Backed by taxpayers, the mortgage finance giants have spent billions in an attempt to push down loan rates and make it easier for people to borrow money to buy homes. But mortgage rates have gone up. The Treasury Department has also started buying $10 billion in mortgage bonds issued by the companies, with the ultimate goal of ensuring that mortgage lenders have a ready stream of money to lend. But the effort has been offset by a global sell-off of these bonds.

The WaPo’s Zachary Goldfarb clearly had the good sense to speak with Jim Vogel, perhaps my favorite financial analyst in any market, about what’s been taking place with the GSEs. The message is one that every investor and mortgage market participant should be paying attention to:

To increase their portfolios, the companies borrow money. The problem is that they have been able to borrow only at higher rates because of investor anxieties over the credit markets generally and the fate of the companies specifically. This in turn has constrained their ability to borrow. The companies will issue $16.3 billion in debt this month, compared with $32.7 billion last month, according to Jim Vogel, an analyst at FTN Financial Capital Markets. That’s the lowest level in at least eight years. With borrowing costs so high, Vogel said, the companies may no longer be earning enough from mortgage investments to cover their costs. That means Fannie Mae and Freddie Mac may find it more difficult to fund themselves. “The market doesn’t want to buy the debt of a gigantic financial institution that’s funding its assets at a loss, regardless of how the U.S. government may or may not be standing behind them,” he said. [emphasis added]

Which leads us back to the government, again. Why did they take these companies over, again? Perhaps the most disingenuous remarks I’ve seen yet about the takeover are coming from FHFA director James Lockhart (and I’m sure I’m not going to make any friends with the press folks over at the FHFA for saying that). Immediately after the government siezed both companies, he argued that the GSEs’ “ability to fulfill their mission has deteriorated” and said that “the capacity of their capital to absorb further losses while supporting new business activity is in doubt.” Yet today we find him in the WaPo saying the following:

“The key thing to me is that Fannie and Freddie can and are continuing to fund themselves,” he [Lockhart] said. “I think there will be ups and downs.
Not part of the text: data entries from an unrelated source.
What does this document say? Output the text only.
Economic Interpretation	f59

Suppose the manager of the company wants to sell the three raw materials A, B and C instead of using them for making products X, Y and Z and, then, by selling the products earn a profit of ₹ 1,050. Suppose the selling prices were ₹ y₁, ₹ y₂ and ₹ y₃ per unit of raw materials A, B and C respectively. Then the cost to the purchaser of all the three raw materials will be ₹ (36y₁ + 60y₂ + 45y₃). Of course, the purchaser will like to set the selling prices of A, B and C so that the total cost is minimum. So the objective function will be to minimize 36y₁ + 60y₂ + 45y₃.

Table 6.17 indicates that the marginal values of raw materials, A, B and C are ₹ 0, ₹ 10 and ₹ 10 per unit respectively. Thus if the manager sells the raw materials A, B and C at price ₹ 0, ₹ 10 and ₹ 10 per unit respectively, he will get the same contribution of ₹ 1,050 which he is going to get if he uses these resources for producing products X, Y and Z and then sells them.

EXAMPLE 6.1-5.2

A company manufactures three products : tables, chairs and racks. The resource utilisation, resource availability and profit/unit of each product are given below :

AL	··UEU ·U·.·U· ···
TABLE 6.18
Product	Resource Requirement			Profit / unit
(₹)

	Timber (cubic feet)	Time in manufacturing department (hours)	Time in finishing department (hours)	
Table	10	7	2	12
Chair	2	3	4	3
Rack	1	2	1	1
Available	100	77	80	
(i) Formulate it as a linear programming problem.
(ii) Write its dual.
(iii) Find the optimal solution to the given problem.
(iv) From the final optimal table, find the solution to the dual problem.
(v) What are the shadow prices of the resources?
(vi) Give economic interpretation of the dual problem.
Over the long term, we’re very hopeful that Fannie and Freddie can continue to supply the liquidity to the housing market.”

The thing is, Fannie and Freddie can and would have continued to fund themselves without government intervention. I can’t say this enough. So remind me again why investors needed to be wiped out? Sure, I’m bitter about losing a good chunk of my investment, but I think it’s a fair question for any taxpayer that’s now “effectively” guaranteeing the debt and mortgages held by the GSEs.